As CBS2’s Marcia Kramer reported, it’s a frantic race to Election Day for the men and women vying to replace Bill de Blasio, but due to the ranked choice voting system it’ll likely take quite a while before a Democratic candidate is determined.
“We want safety and justice. We don’t have to surrender the safety we deserve for the justice we need,” Brooklyn Borough President Eric Adams said Monday.
“I will work my heart out for you every singe day. I will solve the problems that are getting worse. You will see real progress,” Andrew Yang said.
“We need a city that works for everyone. I have the track record,” Kathryn Garcia said.
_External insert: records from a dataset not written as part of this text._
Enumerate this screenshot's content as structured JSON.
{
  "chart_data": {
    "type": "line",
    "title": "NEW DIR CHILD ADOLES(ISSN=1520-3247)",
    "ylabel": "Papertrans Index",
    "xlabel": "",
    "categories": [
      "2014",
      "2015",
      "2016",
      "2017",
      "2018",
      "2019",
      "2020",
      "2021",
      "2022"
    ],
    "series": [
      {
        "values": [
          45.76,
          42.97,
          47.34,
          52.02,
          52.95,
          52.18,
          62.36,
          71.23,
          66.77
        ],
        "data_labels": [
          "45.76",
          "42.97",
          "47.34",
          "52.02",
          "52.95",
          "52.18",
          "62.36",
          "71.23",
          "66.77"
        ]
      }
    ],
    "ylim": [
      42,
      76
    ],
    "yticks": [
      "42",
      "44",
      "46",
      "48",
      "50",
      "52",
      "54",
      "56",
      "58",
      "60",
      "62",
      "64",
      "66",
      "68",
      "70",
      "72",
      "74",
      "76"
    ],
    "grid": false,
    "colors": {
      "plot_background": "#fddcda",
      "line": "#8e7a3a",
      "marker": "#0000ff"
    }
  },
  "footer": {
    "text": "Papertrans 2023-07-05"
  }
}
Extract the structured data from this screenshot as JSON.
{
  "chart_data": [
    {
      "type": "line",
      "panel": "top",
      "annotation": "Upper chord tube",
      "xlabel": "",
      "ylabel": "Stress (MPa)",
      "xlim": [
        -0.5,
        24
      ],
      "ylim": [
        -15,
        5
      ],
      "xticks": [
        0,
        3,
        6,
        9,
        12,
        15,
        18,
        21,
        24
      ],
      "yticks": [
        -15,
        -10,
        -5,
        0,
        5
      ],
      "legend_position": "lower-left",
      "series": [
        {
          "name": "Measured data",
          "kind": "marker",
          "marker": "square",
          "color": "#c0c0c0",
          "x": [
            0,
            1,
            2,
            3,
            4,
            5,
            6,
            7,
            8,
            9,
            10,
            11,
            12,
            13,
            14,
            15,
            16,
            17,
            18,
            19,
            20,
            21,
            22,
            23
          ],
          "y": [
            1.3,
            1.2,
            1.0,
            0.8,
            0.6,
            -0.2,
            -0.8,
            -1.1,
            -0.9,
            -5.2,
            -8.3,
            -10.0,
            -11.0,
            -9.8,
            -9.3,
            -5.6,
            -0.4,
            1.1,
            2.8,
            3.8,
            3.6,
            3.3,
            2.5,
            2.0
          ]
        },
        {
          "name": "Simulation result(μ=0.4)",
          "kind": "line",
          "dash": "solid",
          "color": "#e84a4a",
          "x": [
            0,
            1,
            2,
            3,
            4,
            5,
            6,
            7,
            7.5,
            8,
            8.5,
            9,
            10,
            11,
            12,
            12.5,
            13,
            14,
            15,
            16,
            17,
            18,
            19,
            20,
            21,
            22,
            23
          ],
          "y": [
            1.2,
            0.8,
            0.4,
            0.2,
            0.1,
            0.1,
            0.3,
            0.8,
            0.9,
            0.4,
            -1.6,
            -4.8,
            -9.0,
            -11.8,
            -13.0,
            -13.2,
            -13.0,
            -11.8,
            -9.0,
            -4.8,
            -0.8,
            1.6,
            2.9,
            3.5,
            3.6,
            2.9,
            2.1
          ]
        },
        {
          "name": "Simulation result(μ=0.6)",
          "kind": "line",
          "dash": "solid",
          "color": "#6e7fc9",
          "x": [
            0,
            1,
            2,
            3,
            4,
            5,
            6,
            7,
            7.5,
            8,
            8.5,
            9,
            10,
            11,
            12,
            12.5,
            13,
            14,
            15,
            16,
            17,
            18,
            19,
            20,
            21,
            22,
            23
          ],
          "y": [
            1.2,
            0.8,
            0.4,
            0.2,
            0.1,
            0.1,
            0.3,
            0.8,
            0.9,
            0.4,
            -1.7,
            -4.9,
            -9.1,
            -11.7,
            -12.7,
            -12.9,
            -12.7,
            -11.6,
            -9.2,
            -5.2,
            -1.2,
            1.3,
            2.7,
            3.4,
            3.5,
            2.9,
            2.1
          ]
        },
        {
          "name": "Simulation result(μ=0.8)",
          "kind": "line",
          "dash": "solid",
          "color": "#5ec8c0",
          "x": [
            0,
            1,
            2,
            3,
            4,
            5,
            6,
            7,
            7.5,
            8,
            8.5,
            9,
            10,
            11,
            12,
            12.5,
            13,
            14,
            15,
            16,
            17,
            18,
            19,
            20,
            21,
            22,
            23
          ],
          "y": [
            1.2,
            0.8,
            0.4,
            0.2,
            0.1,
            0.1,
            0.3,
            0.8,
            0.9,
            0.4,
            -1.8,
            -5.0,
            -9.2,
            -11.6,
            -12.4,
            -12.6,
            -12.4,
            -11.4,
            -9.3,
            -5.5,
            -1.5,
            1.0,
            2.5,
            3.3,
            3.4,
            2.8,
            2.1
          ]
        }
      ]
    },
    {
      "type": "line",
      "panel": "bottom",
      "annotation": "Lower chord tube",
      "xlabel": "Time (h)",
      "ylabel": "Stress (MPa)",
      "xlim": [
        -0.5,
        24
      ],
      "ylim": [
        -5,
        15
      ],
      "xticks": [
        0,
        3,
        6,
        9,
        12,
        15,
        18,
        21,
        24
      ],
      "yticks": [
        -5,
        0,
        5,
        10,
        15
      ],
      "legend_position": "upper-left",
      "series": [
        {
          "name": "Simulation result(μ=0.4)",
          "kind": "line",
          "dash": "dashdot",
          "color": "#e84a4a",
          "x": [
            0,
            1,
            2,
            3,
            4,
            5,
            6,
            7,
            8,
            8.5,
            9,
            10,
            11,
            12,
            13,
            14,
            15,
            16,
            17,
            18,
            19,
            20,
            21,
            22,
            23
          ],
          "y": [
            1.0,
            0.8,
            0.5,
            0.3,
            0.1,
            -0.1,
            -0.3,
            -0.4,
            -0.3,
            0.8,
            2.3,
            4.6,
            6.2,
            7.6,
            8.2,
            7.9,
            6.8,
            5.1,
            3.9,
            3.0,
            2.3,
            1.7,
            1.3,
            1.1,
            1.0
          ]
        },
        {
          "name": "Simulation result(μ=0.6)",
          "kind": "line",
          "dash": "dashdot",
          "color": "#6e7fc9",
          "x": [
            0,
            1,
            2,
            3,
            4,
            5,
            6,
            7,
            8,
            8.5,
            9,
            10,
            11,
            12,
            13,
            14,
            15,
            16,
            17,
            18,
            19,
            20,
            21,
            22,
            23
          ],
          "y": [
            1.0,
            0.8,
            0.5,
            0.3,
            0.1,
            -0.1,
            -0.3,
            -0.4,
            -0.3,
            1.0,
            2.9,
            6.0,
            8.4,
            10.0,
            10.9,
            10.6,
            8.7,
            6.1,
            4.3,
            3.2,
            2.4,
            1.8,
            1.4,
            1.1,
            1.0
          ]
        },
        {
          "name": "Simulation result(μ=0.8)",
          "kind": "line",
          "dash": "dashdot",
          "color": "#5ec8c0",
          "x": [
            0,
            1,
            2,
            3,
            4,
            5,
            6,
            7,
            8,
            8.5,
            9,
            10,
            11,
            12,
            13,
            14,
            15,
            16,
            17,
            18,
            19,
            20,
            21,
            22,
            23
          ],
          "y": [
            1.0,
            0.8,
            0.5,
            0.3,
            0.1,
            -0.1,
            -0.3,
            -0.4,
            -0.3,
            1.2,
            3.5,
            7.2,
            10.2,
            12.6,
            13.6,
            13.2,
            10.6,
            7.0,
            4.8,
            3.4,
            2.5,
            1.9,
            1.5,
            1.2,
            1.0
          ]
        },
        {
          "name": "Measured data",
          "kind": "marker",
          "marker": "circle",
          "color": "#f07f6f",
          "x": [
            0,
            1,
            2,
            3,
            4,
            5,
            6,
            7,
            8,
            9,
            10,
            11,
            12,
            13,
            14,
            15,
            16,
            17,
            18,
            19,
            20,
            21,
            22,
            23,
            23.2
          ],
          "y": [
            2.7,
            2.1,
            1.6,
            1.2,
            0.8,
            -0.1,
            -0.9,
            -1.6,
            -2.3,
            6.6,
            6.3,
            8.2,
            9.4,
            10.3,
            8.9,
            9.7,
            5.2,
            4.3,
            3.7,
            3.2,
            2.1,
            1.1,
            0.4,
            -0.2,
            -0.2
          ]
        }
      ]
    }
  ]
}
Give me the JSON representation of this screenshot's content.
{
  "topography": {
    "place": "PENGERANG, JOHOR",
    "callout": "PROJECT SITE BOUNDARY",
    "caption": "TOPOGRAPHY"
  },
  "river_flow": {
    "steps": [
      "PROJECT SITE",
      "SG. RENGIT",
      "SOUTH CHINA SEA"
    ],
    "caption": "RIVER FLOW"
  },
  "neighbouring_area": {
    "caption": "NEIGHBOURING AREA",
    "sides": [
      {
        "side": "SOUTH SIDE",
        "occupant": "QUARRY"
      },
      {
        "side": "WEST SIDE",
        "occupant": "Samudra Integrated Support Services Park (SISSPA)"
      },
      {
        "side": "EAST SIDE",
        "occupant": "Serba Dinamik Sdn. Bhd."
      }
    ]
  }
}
“This is a city that has been traumatized, that is finally starting to recover and is coming to the polls to make one of the most important decisions any New Yorkers is going to make,” Maya Wiley said.
“I’m very encouraged by the response we are getting out on the streets, and this is the way you get elected mayor, one voter at a time,” Scott Stringer said.
But while they are crisscrossing the city making their final arguments, the candidates are also facing a new reality. There will be no instant gratification when the polls close Tuesday night. No one will be able to declare victory. That’s because it takes time to tabulate the outcome under the city’s new ranked choice voting system.
“It could be weeks before we have a 100% final result,” de Blasio said.
Election officials say the information will be made public slowly.
- First-place votes will be announced when the polls close Tuesday night.
- If no one gets 50%, which is likely to be the case with so many candidates, the first round of ranked choice results will be announced on June 29.
- That is also the date officials will start to open absentee and affidavit ballots.
- More results will be posted on July 6 and the final results will come the week after.
“I would just say to New Yorkers we’re going to have to exercise a little patience here, something we’re not particularly good at,” de Blasio said.
But that wont stop the campaigns from trying to figure out where they stand.
After the first results are announced Tuesday night, the various campaigns will try to analyze the gap between the first- and second-place finishers and total voter turnout.